Previous talks at the SCCS Colloquium

Simon Blöchinger: Implementation of a Deep Sparse Grid Layer in PyTorch

SCCS Colloquium |


Sparse grids are useful for function approximation in high dimensions, because they reduce the impact of the "curse of dimensionality", as the number of grid points does not grow exponentially with the number of dimensions. This gives access to function approximation in higher dimensions than possible with full grids. Sparse grids represent functions as a linear combination of nonlinear basis functions. 

A neural network can also represent a function as a linear combination of nonlinear basis functions. In contrast to sparse grids, however, the neural network learns the linear combination.

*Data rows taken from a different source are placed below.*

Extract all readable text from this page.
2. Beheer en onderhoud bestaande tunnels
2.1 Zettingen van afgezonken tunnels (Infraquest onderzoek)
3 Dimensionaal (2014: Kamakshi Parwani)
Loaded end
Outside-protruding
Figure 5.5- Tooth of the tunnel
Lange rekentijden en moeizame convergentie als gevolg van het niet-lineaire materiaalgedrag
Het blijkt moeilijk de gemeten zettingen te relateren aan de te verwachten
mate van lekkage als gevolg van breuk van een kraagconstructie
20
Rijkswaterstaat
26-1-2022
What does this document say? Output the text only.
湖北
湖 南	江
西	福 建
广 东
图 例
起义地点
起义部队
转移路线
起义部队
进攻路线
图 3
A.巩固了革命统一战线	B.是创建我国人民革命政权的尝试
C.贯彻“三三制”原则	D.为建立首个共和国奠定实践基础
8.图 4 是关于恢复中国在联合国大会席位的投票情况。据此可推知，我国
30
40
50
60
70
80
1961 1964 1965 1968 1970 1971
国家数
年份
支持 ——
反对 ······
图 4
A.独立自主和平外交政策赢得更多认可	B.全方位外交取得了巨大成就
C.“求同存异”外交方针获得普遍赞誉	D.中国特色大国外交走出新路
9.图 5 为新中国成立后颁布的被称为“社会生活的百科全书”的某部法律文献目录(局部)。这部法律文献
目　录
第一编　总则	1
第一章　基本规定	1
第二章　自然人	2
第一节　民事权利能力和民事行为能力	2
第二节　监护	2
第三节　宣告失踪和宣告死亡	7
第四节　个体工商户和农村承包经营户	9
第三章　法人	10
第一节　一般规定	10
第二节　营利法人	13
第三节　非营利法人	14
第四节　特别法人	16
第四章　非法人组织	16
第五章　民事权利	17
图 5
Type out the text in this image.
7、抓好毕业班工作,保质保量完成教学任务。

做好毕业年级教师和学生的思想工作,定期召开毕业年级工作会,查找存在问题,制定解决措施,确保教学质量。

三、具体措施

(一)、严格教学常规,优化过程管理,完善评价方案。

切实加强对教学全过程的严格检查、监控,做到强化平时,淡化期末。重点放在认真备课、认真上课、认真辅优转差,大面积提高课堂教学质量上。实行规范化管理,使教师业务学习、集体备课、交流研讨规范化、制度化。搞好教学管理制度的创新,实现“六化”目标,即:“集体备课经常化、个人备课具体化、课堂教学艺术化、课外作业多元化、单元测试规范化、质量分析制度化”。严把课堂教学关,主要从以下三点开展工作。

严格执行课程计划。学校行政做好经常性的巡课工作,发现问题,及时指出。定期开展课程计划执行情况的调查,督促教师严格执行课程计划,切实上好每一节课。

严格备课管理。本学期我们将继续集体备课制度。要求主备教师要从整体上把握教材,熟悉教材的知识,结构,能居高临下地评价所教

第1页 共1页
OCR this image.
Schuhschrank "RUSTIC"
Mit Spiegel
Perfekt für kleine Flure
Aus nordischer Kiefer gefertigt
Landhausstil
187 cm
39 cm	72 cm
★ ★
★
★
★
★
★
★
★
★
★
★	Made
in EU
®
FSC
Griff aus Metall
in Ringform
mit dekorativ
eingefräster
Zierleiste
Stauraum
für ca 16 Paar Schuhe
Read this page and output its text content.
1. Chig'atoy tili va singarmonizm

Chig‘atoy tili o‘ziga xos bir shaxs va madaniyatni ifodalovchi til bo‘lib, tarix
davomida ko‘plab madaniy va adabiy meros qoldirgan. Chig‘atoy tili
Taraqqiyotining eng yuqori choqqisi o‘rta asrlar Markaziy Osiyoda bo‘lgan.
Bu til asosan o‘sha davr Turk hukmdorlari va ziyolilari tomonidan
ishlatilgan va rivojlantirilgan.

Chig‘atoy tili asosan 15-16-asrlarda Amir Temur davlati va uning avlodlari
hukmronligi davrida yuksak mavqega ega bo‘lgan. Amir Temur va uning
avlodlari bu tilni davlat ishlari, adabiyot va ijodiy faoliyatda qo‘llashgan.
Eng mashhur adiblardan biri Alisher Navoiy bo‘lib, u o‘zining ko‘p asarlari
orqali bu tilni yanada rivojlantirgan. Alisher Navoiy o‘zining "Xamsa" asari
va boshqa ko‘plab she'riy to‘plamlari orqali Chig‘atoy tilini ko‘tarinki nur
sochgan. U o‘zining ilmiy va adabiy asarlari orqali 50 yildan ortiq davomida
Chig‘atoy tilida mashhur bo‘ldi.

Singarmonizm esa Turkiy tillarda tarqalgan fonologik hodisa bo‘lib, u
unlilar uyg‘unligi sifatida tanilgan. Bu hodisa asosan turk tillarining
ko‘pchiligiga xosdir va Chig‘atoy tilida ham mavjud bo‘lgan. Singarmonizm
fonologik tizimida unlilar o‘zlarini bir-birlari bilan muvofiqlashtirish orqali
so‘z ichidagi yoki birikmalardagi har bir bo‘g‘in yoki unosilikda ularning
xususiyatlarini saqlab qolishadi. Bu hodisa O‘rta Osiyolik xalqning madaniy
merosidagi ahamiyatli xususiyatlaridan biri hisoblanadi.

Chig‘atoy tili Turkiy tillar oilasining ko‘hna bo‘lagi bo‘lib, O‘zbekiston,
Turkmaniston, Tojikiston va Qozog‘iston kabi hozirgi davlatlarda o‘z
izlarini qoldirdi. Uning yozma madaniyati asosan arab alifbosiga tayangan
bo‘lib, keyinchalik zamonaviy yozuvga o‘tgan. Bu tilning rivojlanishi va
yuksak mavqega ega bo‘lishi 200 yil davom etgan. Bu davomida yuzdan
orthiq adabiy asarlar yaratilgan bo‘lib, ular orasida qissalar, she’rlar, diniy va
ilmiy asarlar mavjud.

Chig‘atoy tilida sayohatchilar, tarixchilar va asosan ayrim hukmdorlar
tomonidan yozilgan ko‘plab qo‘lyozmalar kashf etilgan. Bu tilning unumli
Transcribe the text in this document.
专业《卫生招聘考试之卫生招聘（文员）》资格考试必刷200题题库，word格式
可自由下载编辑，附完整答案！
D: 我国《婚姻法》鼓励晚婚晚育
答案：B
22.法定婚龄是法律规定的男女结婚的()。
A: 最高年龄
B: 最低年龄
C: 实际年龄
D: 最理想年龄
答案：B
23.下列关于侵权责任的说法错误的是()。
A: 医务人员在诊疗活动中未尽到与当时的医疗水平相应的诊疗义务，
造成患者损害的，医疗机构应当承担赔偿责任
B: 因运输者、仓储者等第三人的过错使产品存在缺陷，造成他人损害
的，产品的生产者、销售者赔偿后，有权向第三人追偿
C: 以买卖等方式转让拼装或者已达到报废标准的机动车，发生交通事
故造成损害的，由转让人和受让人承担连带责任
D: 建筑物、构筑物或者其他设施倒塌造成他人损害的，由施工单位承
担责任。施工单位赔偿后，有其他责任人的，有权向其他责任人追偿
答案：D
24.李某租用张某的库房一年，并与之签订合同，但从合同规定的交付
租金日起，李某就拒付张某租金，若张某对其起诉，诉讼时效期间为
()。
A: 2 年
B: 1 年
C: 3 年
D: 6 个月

A combination of sparse grids and neural networks could lead to a more efficient use of resources and faster training of the neural network. Since there currently is a lack of frameworks that allow using sparse grids inside of neural networks, an implementation of a deep sparse grid layer is introduced in this thesis. The implementation uses the Python machine learning library PyTorch. With this implementation, it is possible for future researchers to start evaluating the advantages and disadvantages of sparse grids inside neural networks quicker. It provides a customizable sparse grid layer, which uses a sparse grid built with the combination technique, and can utilize PyTorch's parallel tensor computation on compatible GPUs.

Bachelor's thesis submission talk. Simon is advised by Dr. Felix Dietrich.